Chapter 5, “Public Ministry and Its Limits” Loc. 1610-1797.
The public ministry to which Forde refers in this chapter is that ministry of the one ordained to serve in Word and Sacrament (Forde 2007, Loc. 1610). This ministry is limited in its scope, as it cannot reach beyond the biblical bounds of the Gospel (Forde 2007, Loc. 1613). Forde first considers the various rankings which are often identified in ministry and concludes that a distinction of deacon, pastor, and bishop is normally unwarranted (Forde 2007, Loc. 1623).

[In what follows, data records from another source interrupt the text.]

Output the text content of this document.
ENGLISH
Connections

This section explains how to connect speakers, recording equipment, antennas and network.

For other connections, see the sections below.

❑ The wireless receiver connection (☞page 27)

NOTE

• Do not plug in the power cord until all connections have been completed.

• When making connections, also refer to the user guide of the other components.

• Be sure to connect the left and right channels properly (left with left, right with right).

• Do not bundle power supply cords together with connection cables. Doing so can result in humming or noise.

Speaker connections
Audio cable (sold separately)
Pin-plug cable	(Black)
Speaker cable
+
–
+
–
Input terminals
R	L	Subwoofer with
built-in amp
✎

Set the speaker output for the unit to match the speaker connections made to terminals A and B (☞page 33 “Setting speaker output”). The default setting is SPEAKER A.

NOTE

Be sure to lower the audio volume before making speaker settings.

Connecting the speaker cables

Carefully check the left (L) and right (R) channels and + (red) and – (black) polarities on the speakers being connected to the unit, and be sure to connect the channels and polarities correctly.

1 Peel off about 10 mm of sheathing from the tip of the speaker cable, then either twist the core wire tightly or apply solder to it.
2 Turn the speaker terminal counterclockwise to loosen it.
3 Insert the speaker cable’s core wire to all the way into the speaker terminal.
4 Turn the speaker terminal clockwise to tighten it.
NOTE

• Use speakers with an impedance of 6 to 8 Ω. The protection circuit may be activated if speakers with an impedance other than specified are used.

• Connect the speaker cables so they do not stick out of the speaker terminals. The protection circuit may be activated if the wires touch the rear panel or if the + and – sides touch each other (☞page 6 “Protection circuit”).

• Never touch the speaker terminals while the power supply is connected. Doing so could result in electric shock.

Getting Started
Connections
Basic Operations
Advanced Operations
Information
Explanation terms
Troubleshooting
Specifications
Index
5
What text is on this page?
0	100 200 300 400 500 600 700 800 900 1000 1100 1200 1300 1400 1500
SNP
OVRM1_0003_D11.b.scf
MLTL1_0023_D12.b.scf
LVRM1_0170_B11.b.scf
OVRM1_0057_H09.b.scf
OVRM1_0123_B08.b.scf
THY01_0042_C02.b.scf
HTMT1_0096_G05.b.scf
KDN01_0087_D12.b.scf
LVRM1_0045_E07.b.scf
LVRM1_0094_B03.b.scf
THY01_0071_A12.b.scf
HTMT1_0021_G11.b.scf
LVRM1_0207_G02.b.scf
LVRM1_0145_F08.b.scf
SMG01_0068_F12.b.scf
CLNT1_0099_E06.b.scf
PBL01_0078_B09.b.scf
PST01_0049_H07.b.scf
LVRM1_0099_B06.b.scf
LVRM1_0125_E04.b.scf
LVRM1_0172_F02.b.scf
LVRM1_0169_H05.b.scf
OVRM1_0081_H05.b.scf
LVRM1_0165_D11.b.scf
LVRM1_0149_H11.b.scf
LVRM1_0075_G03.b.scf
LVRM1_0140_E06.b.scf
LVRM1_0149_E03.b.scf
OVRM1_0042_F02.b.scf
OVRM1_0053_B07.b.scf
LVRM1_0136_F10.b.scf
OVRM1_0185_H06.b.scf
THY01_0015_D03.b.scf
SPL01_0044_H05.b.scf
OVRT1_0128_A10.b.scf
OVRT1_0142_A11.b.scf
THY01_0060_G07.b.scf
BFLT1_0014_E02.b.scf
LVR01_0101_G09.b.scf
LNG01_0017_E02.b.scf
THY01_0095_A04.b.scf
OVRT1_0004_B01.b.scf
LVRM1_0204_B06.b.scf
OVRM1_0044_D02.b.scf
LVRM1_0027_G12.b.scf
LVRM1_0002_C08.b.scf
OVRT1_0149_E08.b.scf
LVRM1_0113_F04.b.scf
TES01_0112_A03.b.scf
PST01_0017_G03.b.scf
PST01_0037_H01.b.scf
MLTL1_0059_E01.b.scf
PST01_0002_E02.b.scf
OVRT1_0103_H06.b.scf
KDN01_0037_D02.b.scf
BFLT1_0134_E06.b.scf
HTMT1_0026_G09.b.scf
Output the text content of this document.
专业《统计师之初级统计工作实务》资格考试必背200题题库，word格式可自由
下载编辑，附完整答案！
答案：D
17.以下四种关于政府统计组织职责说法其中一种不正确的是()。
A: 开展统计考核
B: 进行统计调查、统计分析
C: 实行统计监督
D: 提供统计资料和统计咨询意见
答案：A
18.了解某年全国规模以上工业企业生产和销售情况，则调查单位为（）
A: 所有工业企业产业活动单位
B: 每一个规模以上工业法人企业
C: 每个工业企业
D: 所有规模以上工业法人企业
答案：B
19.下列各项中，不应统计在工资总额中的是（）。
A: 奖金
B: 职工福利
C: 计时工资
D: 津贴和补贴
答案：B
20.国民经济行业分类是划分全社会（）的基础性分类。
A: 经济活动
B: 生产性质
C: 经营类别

The ministry “is the actual doing of the divine election in the living present by setting bound sinners free through the Word of the cross” (Forde 2007, Loc. 1632). God simply works through the minister to do His will. This is contradicted by Rome’s view of a priest or Protestantism’s view of a teacher (Forde 2007, Loc. 1642). Within Forde’s view of public ministry, the ordination appoints the follower of Christ to a role of ministry which is public, rather than private (Forde 2007, Loc. 1651). This is borne out by articles 5 and 14 of the Augsburg Confession, as well as article 28 (Forde 2007, Loc. 1661). Forde discusses the rather terse wording of Augsburg Confession article 14, where the term “rite vocatus” is used for the call to public ministry (Forde 2007, Loc. 1676). This is God’s call but administered through God’s people (Forde 2007, Loc. 1681). The means of administration is purposely vague.
In discussing the public ministry, Forde considers it very important to find the biblical boundaries of the office (Forde 2007, Loc. 1714). Overstepping the limits of the office leads to abuse and tyranny (Forde 2007, Loc. 1728). The great task of the minister is delivering the gospel, serving rather than ruling. The Reformation clarified that. “The only authority bishops can wield by divine right is identical to that of an evangelical pastor: to preach the gospel, to forgive sins, judge doctrine, condemn doctrine contrary to the gospel, and exclude the ungodly from the Christian community” (Forde 2007, Loc. 1752). Forde concludes that the bishop has no other authority, regardless of the history of the office. It must be a biblical authority (Forde 2007, Loc. 1761).